Il y a des histoires qui inspirent simplement parce qu’elles racontent un nouveau départ. Celle de Margot Hollander en fait clairement partie. À 64 ans, après un divorce qui a bouleversé son équilibre, cette ancienne professeure de danse et cheffe de projet néerlandaise a fait un choix audacieux : tout plaquer pour s’installer dans une « mini-maison » en plein cœur d’Eindhoven, aux Pays-Bas. Un témoignage publié dans Business Insider qui touche par sa sincérité et sa douceur.
Un nouveau départ après le divorce
Quand son couple s’est séparé, Margot Hollander s’est retrouvée face à un casse-tête : retrouver un toit. Le marché locatif était saturé, et obtenir un crédit immobilier en tant que retraitée relevait quasiment de l’impossible. C’est presque par hasard, fin 2023, qu’elle est tombée sur une annonce mentionnant le projet Minitopia, un village de mini-maisons à Eindhoven dont elle avait déjà entendu parler dans la presse.
« J’ai pris rendez-vous pour visiter, et j’ai très vite fait une offre », raconte-t-elle. Quelques semaines plus tard, en janvier 2024, elle emménageait. Pour devenir propriétaire, elle a payé environ 143 000 dollars cash (soit autour de 130 000 euros) — la totalité de ce qu’elle pouvait se permettre. « Je suis tellement contente d’avoir acheté à ce moment de ma vie », confie-t-elle.
Tout repartir de zéro, dans un sens littéral
Passer d’une maison classique à un espace beaucoup plus restreint a impliqué un grand tri. Vêtements, chaussures, objets accumulés au fil des années… il a fallu lâcher prise. « Je pense que c’est bon pour l’esprit de désencombrer, et je suis heureuse de vivre avec moins », explique-t-elle.
Plus symboliquement encore, elle a fait le choix de ne rien emporter de son ancienne vie. Pas un meuble, pas une décoration. Tout devait être nouveau, comme un page blanche à remplir. Aujourd’hui, sa mini-maison est ornée d’œuvres d’art qui lui ressemblent, de petits volets et de meubles choisis avec soin. Un cocon entièrement à son image, qu’elle partage avec son petit chien.
Une communauté qui change tout
Ce qui rend l’expérience encore plus précieuse, c’est l’ambiance du village. Avec une centaine d’habitants, le Minitopia d’Eindhoven est le plus grand des villages du même nom aux Pays-Bas. On y croise des jeunes, des couples, des familles, des célibataires, et quelques retraités comme elle.

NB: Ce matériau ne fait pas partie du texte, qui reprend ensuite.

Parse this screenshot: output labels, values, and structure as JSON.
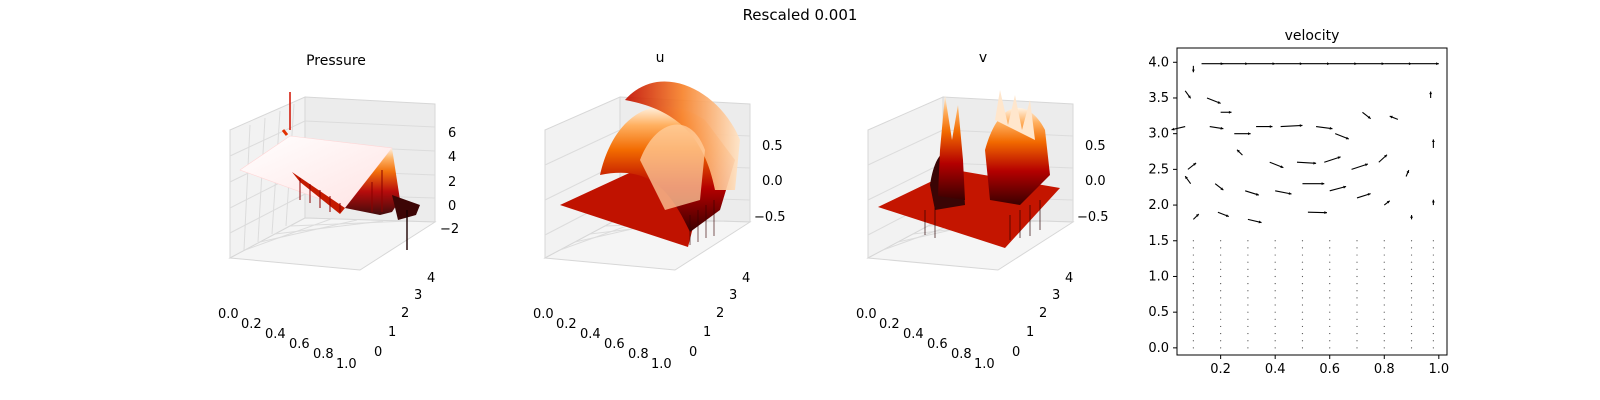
{
  "figure": {
    "suptitle": "Rescaled 0.001"
  },
  "chart_data": [
    {
      "type": "surface3d",
      "title": "Pressure",
      "x_ticks": [
        "0.0",
        "0.2",
        "0.4",
        "0.6",
        "0.8",
        "1.0"
      ],
      "y_ticks": [
        "0",
        "1",
        "2",
        "3",
        "4"
      ],
      "z_ticks": [
        "−2",
        "0",
        "2",
        "4",
        "6"
      ],
      "xlim": [
        0,
        1
      ],
      "ylim": [
        0,
        4
      ],
      "zlim": [
        -3.2,
        7.5
      ],
      "colormap": "gist_heat",
      "description_values": {
        "plateau_z": 2.0,
        "spike_max_z": 7.0,
        "dip_min_z": -3.0
      }
    },
    {
      "type": "surface3d",
      "title": "u",
      "x_ticks": [
        "0.0",
        "0.2",
        "0.4",
        "0.6",
        "0.8",
        "1.0"
      ],
      "y_ticks": [
        "0",
        "1",
        "2",
        "3",
        "4"
      ],
      "z_ticks": [
        "−0.5",
        "0.0",
        "0.5"
      ],
      "xlim": [
        0,
        1
      ],
      "ylim": [
        0,
        4
      ],
      "zlim": [
        -1.0,
        0.9
      ],
      "colormap": "gist_heat"
    },
    {
      "type": "surface3d",
      "title": "v",
      "x_ticks": [
        "0.0",
        "0.2",
        "0.4",
        "0.6",
        "0.8",
        "1.0"
      ],
      "y_ticks": [
        "0",
        "1",
        "2",
        "3",
        "4"
      ],
      "z_ticks": [
        "−0.5",
        "0.0",
        "0.5"
      ],
      "xlim": [
        0,
        1
      ],
      "ylim": [
        0,
        4
      ],
      "zlim": [
        -1.0,
        0.9
      ],
      "colormap": "gist_heat"
    },
    {
      "type": "quiver",
      "title": "velocity",
      "x_ticks": [
        "0.2",
        "0.4",
        "0.6",
        "0.8",
        "1.0"
      ],
      "y_ticks": [
        "0.0",
        "0.5",
        "1.0",
        "1.5",
        "2.0",
        "2.5",
        "3.0",
        "3.5",
        "4.0"
      ],
      "xlim": [
        0.04,
        1.03
      ],
      "ylim": [
        -0.1,
        4.2
      ],
      "arrow_color": "#000000",
      "arrows": [
        {
          "x": 0.1,
          "y": 3.95,
          "u": 0.0,
          "v": -0.3
        },
        {
          "x": 0.13,
          "y": 3.98,
          "u": 0.08,
          "v": 0.0
        },
        {
          "x": 0.2,
          "y": 3.98,
          "u": 0.1,
          "v": 0.0
        },
        {
          "x": 0.3,
          "y": 3.98,
          "u": 0.1,
          "v": 0.0
        },
        {
          "x": 0.4,
          "y": 3.98,
          "u": 0.1,
          "v": 0.0
        },
        {
          "x": 0.5,
          "y": 3.98,
          "u": 0.1,
          "v": 0.0
        },
        {
          "x": 0.6,
          "y": 3.98,
          "u": 0.1,
          "v": 0.0
        },
        {
          "x": 0.7,
          "y": 3.98,
          "u": 0.1,
          "v": 0.0
        },
        {
          "x": 0.8,
          "y": 3.98,
          "u": 0.1,
          "v": 0.0
        },
        {
          "x": 0.9,
          "y": 3.98,
          "u": 0.1,
          "v": 0.0
        },
        {
          "x": 0.07,
          "y": 3.6,
          "u": 0.02,
          "v": -0.35
        },
        {
          "x": 0.07,
          "y": 3.1,
          "u": -0.05,
          "v": -0.15
        },
        {
          "x": 0.08,
          "y": 2.5,
          "u": 0.03,
          "v": 0.3
        },
        {
          "x": 0.09,
          "y": 2.3,
          "u": -0.02,
          "v": 0.35
        },
        {
          "x": 0.1,
          "y": 1.8,
          "u": 0.02,
          "v": 0.25
        },
        {
          "x": 0.15,
          "y": 3.5,
          "u": 0.05,
          "v": -0.25
        },
        {
          "x": 0.16,
          "y": 3.1,
          "u": 0.05,
          "v": -0.1
        },
        {
          "x": 0.18,
          "y": 2.3,
          "u": 0.03,
          "v": -0.3
        },
        {
          "x": 0.19,
          "y": 1.9,
          "u": 0.04,
          "v": -0.2
        },
        {
          "x": 0.2,
          "y": 3.3,
          "u": 0.04,
          "v": 0.0
        },
        {
          "x": 0.25,
          "y": 3.0,
          "u": 0.06,
          "v": 0.0
        },
        {
          "x": 0.28,
          "y": 2.7,
          "u": -0.02,
          "v": 0.25
        },
        {
          "x": 0.29,
          "y": 2.2,
          "u": 0.05,
          "v": -0.2
        },
        {
          "x": 0.3,
          "y": 1.8,
          "u": 0.05,
          "v": -0.15
        },
        {
          "x": 0.33,
          "y": 3.1,
          "u": 0.06,
          "v": 0.0
        },
        {
          "x": 0.38,
          "y": 2.6,
          "u": 0.05,
          "v": -0.25
        },
        {
          "x": 0.4,
          "y": 2.2,
          "u": 0.06,
          "v": -0.15
        },
        {
          "x": 0.42,
          "y": 3.1,
          "u": 0.08,
          "v": 0.05
        },
        {
          "x": 0.48,
          "y": 2.6,
          "u": 0.07,
          "v": -0.05
        },
        {
          "x": 0.5,
          "y": 2.3,
          "u": 0.08,
          "v": 0.0
        },
        {
          "x": 0.52,
          "y": 1.9,
          "u": 0.07,
          "v": -0.02
        },
        {
          "x": 0.55,
          "y": 3.1,
          "u": 0.06,
          "v": -0.1
        },
        {
          "x": 0.58,
          "y": 2.6,
          "u": 0.06,
          "v": 0.25
        },
        {
          "x": 0.6,
          "y": 2.2,
          "u": 0.06,
          "v": 0.2
        },
        {
          "x": 0.62,
          "y": 3.0,
          "u": 0.05,
          "v": -0.25
        },
        {
          "x": 0.68,
          "y": 2.5,
          "u": 0.06,
          "v": 0.25
        },
        {
          "x": 0.7,
          "y": 2.1,
          "u": 0.05,
          "v": 0.2
        },
        {
          "x": 0.72,
          "y": 3.3,
          "u": 0.03,
          "v": -0.3
        },
        {
          "x": 0.78,
          "y": 2.6,
          "u": 0.03,
          "v": 0.35
        },
        {
          "x": 0.8,
          "y": 2.0,
          "u": 0.02,
          "v": 0.2
        },
        {
          "x": 0.85,
          "y": 3.2,
          "u": -0.03,
          "v": 0.15
        },
        {
          "x": 0.88,
          "y": 2.4,
          "u": 0.01,
          "v": 0.3
        },
        {
          "x": 0.9,
          "y": 1.8,
          "u": 0.0,
          "v": 0.2
        },
        {
          "x": 0.97,
          "y": 3.5,
          "u": 0.0,
          "v": 0.3
        },
        {
          "x": 0.98,
          "y": 2.8,
          "u": 0.0,
          "v": 0.4
        },
        {
          "x": 0.98,
          "y": 2.0,
          "u": 0.0,
          "v": 0.25
        }
      ]
    }
  ]
}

« Pas besoin de planifier un verre, on tombe sur ses voisins en sortant promener le chien », raconte Margot Hollander avec tendresse. Cette spontanéité du quotidien, ces petites discussions au passage, lui apportent un sentiment de liberté et de chaleur humaine qu’elle n’imaginait pas trouver. Elle insiste d’ailleurs sur la diversité du lieu : « Je ne voudrais pas que ça devienne un village de retraités. C’est ce mélange qui en fait une vraie communauté ».
Un mode de vie financièrement plus serein
À l’âge de la retraite, Margot Hollander le rappelle : il faut savoir vivre selon ses moyens pour pouvoir continuer à profiter de ses passions. Et financièrement, sa mini-maison s’avère être un soulagement. Grâce à ses panneaux solaires, elle ne paie pour ainsi dire pas d’électricité, et le loyer foncier mensuel n’est que de quelques centaines d’euros. « Plus on dépense pour son logement, moins on peut consacrer à ce qu’on aime », résume-t-elle. Elle, ce qu’elle aime, c’est faire du sport.
À travers son histoire, Margot Hollander rappelle qu’il n’y a pas d’âge pour réinventer sa vie. Avec sa mini-maison, elle a trouvé bien plus qu’un toit : un espace à elle, une communauté bienveillante, et surtout une nouvelle liberté. « J’espère que ce sera ma dernière maison », confie-t-elle, le sourire dans la voix. Une belle leçon de vie, qui résonne comme une promesse pour toutes celles qui hésitent à oser un nouveau départ.